Мы сидим в тюрьме, в клетке. Но я не считаю, что мы потерпели поражение. Как и диссиденты не были проигравшими. Теряясь в психбольницах и тюрьмах, они выносили приговоры режиму. Искусство создания образа эпохи не знает победителей и проигравших. Так и поэты, обэриуты, до конца оставались художниками. Они были «зачищены» в 1937 году. Введенский писал: «Нам непонятное приятно, необъяснимое нам друг». Поиски мысли на грани смысла воплотились окончательно ценой их жизни, унесенной бессмысленным и ничем не объяснимым Большим Террором. Ценой собственных жизней обэриуты невольно доказали, что их учение о бессмыслице и алогичности, как нервах эпохи, было верным. Возведя при этом художественное на уровень исторического.

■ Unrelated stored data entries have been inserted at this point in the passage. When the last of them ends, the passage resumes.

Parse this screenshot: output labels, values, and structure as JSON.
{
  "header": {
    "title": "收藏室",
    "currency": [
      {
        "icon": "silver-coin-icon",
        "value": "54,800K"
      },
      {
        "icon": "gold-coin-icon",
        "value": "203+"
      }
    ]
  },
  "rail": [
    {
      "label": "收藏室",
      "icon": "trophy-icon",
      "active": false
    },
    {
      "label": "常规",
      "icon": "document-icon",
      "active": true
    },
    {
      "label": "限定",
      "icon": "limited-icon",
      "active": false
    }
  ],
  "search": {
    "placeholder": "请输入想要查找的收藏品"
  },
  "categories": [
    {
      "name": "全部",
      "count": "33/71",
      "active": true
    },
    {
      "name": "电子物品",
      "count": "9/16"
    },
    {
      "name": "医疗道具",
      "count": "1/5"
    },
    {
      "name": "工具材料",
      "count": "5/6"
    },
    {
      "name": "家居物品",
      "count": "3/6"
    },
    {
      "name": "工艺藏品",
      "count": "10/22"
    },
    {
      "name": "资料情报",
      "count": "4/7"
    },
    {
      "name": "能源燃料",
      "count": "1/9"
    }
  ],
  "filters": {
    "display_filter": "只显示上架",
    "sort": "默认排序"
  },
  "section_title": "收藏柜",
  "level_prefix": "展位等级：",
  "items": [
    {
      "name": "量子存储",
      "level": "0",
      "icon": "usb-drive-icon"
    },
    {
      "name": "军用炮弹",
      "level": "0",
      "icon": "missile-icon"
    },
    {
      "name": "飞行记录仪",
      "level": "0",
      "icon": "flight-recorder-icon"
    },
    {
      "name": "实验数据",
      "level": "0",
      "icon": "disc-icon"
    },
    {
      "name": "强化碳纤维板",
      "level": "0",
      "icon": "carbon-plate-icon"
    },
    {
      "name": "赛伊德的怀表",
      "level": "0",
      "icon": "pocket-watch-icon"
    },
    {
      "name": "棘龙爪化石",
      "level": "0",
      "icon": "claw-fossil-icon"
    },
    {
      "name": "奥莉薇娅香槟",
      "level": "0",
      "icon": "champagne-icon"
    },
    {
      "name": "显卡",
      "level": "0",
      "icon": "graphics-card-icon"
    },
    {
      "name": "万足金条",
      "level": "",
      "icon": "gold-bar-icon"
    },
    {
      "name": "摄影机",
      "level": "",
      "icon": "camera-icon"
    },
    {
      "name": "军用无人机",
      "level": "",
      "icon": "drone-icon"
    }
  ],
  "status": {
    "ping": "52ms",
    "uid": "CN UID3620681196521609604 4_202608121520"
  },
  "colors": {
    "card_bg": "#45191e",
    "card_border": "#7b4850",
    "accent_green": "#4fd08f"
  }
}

Цена соучастия в сотворении истории всегда непомерно велика для человека и для его жизни. Но именно в этом соучастии и заключается вся соль человеческого существования.
English translation (by Masha Gessen's "Word Can Break Cement"):
Who would have thought that a person and the state system he controls would be repeatedly capable of entirely wanton evil? Who would have thought that history and Stalin’s Great Terror, in particular, not so very long ago, would not be taught at all? It makes you want to weep to see how the methods of the medieval inquisition are brought out by the law-enforcement and judicial system of the Russian Federation, which is our country. Since the time of our arrest, however, we can no longer weep. We’ve forgotten how to cry. At our punk concerts we used to shout as best we could about the iniquities of the authorities and now we’ve been robbed of our voice.
Kat, Maria, and I are in jail. We are in a cage. But I don’t think that we have been defeated. Just as the dissidents were not defeated. They were lost in psychiatric wards and the jails, but it was they who pronounced the regime’s verdict. The art of creating the image of an era knows not winners and losers. The same way as the OBERIU* poets remained artists, truly inexplicable and incomprehensible, even after being purged in 1937. [The poet] Alexander Vvedensky wrote, “The inexplicable pleases us, and the incomprehensible is our friend.”
The OBERIUs’ elevated and refined pursuits, their search for thought at the edge of meaning, ultimately cost them their lives, taken by the senseless and truly inexplicable Great Terror. They paid with their lives to show that they had been right to believe that senselessness and lack of logic expressed their era best. They made art into history.
The price of taking part in making history is always disproportionately large for the individual and his life. But it is also the meaning of human existence.